The word "slate" has several meanings. It refers to a building material and a color. The material — a stone that easily splits into flat pieces — is natural; the color is rich. Slate is also the name of a home décor and furnishings shop on Church Street in Burlington. And, for owner Sarah Phaneuf, the word has added significance: It represents a new start, a clean slate.

"It felt fresh," she said of the name. "We're doing fun, new things."

That new start applies to the store owner herself: Three years ago, Phaneuf, 51, moved to Vermont from Arcata, Calif.
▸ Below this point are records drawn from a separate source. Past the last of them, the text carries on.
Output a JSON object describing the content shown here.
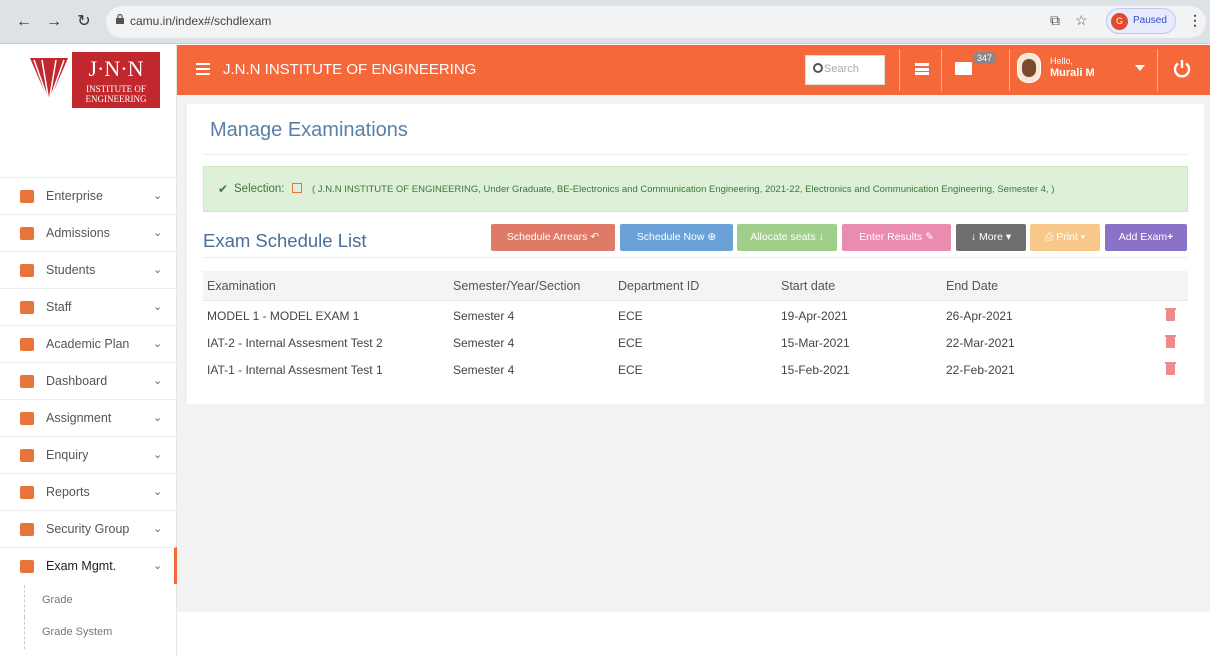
{
  "browser": {
    "url": "camu.in/index#/schdlexam",
    "paused_label": "Paused",
    "profile_initial": "G"
  },
  "header": {
    "brand": "J.N.N INSTITUTE OF ENGINEERING",
    "search_placeholder": "Search",
    "mail_count": "347",
    "hello": "Hello,",
    "user_name": "Murali M",
    "color": "#f4683a"
  },
  "logo": {
    "top": "J·N·N",
    "line1": "INSTITUTE OF",
    "line2": "ENGINEERING"
  },
  "sidebar": {
    "items": [
      {
        "label": "Enterprise",
        "icon": "enterprise-icon",
        "color": "#e8743b"
      },
      {
        "label": "Admissions",
        "icon": "admissions-icon",
        "color": "#e8743b"
      },
      {
        "label": "Students",
        "icon": "students-icon",
        "color": "#e8743b"
      },
      {
        "label": "Staff",
        "icon": "staff-icon",
        "color": "#e8743b"
      },
      {
        "label": "Academic Plan",
        "icon": "academic-plan-icon",
        "color": "#e8743b"
      },
      {
        "label": "Dashboard",
        "icon": "dashboard-icon",
        "color": "#e8743b"
      },
      {
        "label": "Assignment",
        "icon": "assignment-icon",
        "color": "#e8743b"
      },
      {
        "label": "Enquiry",
        "icon": "enquiry-icon",
        "color": "#e8743b"
      },
      {
        "label": "Reports",
        "icon": "reports-icon",
        "color": "#e8743b"
      },
      {
        "label": "Security Group",
        "icon": "security-group-icon",
        "color": "#e8743b"
      },
      {
        "label": "Exam Mgmt.",
        "icon": "exam-mgmt-icon",
        "color": "#e8743b"
      }
    ],
    "subitems": [
      "Grade",
      "Grade System"
    ]
  },
  "main": {
    "page_title": "Manage Examinations",
    "selection_label": "Selection:",
    "selection_text": "( J.N.N INSTITUTE OF ENGINEERING, Under Graduate, BE-Electronics and Communication Engineering, 2021-22, Electronics and Communication Engineering, Semester 4, )",
    "list_title": "Exam Schedule List",
    "buttons": {
      "schedule_arrears": "Schedule Arrears",
      "schedule_now": "Schedule Now",
      "allocate_seats": "Allocate seats",
      "enter_results": "Enter Results",
      "more": "More",
      "print": "Print",
      "add_exam": "Add Exam"
    },
    "columns": [
      "Examination",
      "Semester/Year/Section",
      "Department ID",
      "Start date",
      "End Date"
    ],
    "rows": [
      [
        "MODEL 1 - MODEL EXAM 1",
        "Semester 4",
        "ECE",
        "19-Apr-2021",
        "26-Apr-2021"
      ],
      [
        "IAT-2 - Internal Assesment Test 2",
        "Semester 4",
        "ECE",
        "15-Mar-2021",
        "22-Mar-2021"
      ],
      [
        "IAT-1 - Internal Assesment Test 1",
        "Semester 4",
        "ECE",
        "15-Feb-2021",
        "22-Feb-2021"
      ]
    ]
  }
}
There she'd founded Baroni Designs, a jewelry business that employed 35 people and worked with artisans in three countries, and opened a home and lifestyle store called Plaza.

After living in California for 20 years, the Cape Cod native and University of New Hampshire graduate decided to return to the East Coast. The move involved both personal and professional changes for Phaneuf, who had married Stowe resident Eric Phaneuf two years before relocating. She has since sold both her California businesses, a transition her husband helped with, and settled with her family in Shelburne.

"It's like coming home," Phaneuf said of her move to Vermont.

After a year of working remotely for the company that purchased Baroni Designs, Phaneuf decided to go back into business on her own. She opened Slate two years ago in the Church Street Marketplace storefront that previously housed used-clothing shop 2nd Time Around.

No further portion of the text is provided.